Vola la produzione dei nuovi modelli dell’Alfa Romeo. La marcia va avanti come il previsto, o addirittura meglio. La speranza di nuovi posti di lavoro diventa sempre più concreta. Soddisfazione per la casa madre e per i lavoratori FCA… anche se alcune vetture sfornate a Cassino presentano un difetto tale da richiederne il richiamo.
Anche se l’ufficialità deve ancora arrivare – magari a breve, molto a breve, forse oggi stesso – pare che sia ormai certo l’avvio del terzo turno per lo stabilimento di Piedimonte San Germano già da maggio. Cosa questo significhi è chiaro: la necessità di immettere nell’organico forze nuove, in linea con il massiccio piano di assunzioni programmato (leggi qui). Tuttavia c’è quella nota stonata spuntata a rovinare la sinfonia della marcia trionfale: un richiamo per alcuni esemplari della Giulia.
In una nota pubblicata sul sito del Ministero delle Infrastrutture e dei Trasporti , alcune auto Giulia dell’Alfa Romeo prodotte tra maggio e giugno dell’anno scorso presentano un difetto alla centralina dei freni, che non sarebbe a norma. Il richiamo, indirizzato ai concessionari, riguarda 456 veicoli (leggi qui). Altro problema per 92 macchine, sulle quali, a seguito di un possibile scorretto serraggio del semiassi differenziale, si deve interviene con la sostituzione delle viti di fissaggio (leggi qui).

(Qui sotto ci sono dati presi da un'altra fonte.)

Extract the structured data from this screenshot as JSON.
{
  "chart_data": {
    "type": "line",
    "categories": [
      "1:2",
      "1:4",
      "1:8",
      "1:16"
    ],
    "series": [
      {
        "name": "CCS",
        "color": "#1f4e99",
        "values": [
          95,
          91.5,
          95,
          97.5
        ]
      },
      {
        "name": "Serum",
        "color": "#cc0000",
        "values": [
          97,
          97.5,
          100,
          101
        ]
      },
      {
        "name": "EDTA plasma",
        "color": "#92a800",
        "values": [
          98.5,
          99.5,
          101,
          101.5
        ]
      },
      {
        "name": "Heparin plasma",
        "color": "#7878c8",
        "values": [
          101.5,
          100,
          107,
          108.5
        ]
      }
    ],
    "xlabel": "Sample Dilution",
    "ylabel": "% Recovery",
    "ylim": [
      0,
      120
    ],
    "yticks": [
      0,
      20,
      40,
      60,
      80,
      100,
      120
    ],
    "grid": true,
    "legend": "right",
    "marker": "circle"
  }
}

Un po’ di burrasca si respira nella catena di produzione anche dell’altro gioiellino della società FCA, il SUV Stelvio. Pochi giorni fa, un capo reparto dello stabilimento di Sulmona è stato licenziato per non avere scartato un paio di pezzi difettosi, destinati alla fabbrica di Cassino.
Gioie e dolori, dunque. Come in tutti i grandi amori appassionati, potrebbe dire qualcuno.